The chefs entered into a lively discussion about the differences between flour and corn tortillas, with Esparza noting the 400-year history of the tortilla and how flour is more commonly used in northern states while corn is more prevalent in the south. There seems to be a general perception among Americans who know a little bit about Mexican food that corn is more “authentic,” but the panel discussed how that’s not necessarily the case. According to Sanchez, each one serves a purpose — he prefers beef or lamb in flour tortillas, while chicken, fish, and vegetables are more suited to corn.

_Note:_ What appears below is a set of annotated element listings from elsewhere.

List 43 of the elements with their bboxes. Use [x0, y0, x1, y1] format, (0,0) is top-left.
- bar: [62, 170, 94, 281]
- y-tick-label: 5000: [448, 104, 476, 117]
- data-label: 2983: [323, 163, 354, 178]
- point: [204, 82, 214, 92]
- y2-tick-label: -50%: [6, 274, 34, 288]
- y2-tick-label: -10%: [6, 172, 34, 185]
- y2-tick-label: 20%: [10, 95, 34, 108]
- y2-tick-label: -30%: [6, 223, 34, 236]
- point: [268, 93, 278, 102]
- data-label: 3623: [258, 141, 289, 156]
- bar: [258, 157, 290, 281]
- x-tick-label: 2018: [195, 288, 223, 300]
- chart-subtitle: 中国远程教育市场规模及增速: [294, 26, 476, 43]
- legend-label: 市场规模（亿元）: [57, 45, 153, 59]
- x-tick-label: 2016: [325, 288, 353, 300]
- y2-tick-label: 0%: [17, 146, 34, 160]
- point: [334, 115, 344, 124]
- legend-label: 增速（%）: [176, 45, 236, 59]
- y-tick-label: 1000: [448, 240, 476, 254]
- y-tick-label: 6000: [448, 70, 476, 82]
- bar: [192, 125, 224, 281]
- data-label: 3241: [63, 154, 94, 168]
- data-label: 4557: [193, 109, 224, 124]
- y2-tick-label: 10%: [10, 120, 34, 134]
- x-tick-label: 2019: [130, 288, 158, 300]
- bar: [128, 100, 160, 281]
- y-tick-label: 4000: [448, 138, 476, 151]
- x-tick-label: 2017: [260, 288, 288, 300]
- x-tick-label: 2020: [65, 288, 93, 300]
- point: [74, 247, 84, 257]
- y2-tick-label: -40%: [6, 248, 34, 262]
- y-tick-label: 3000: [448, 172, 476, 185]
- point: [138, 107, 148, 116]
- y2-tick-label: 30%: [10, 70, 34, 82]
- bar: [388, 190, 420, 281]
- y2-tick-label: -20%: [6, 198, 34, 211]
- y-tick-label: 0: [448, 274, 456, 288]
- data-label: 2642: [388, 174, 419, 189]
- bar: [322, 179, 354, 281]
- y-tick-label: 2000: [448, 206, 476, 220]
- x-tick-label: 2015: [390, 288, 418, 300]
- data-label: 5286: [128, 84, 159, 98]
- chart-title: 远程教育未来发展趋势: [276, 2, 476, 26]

Mexico City is considered by many to be the cultural and gustatory epicenter of Mexico, and Oaxacan food has become more familiar here in the U.S. But the chefs discussed other regions that have their own distinct cuisines that should start to gain more respect in the coming years. According to Ortega, Mexico City is the hub it is because it pulls in so many chefs from all different parts of Mexico. But the Yucatan and central Mexico have their own exciting dishes and cooking styles that should be explored further. Mexican wine is also a category that the panel predicted will become more popular, and Valencia said that many restaurants (Mexican and otherwise) will start to carry more varietals from the Valle de Guadalupe and other regions.
The takeaway from the panel’s discussion was that there is a bright future for Mexican food at restaurants and bars across America, and highlighting the diverse landscape it encompasses will help this beloved cuisine continue to gain respect. Cacique has posted some recipes from the participating chefs that you can try to make yourself at home.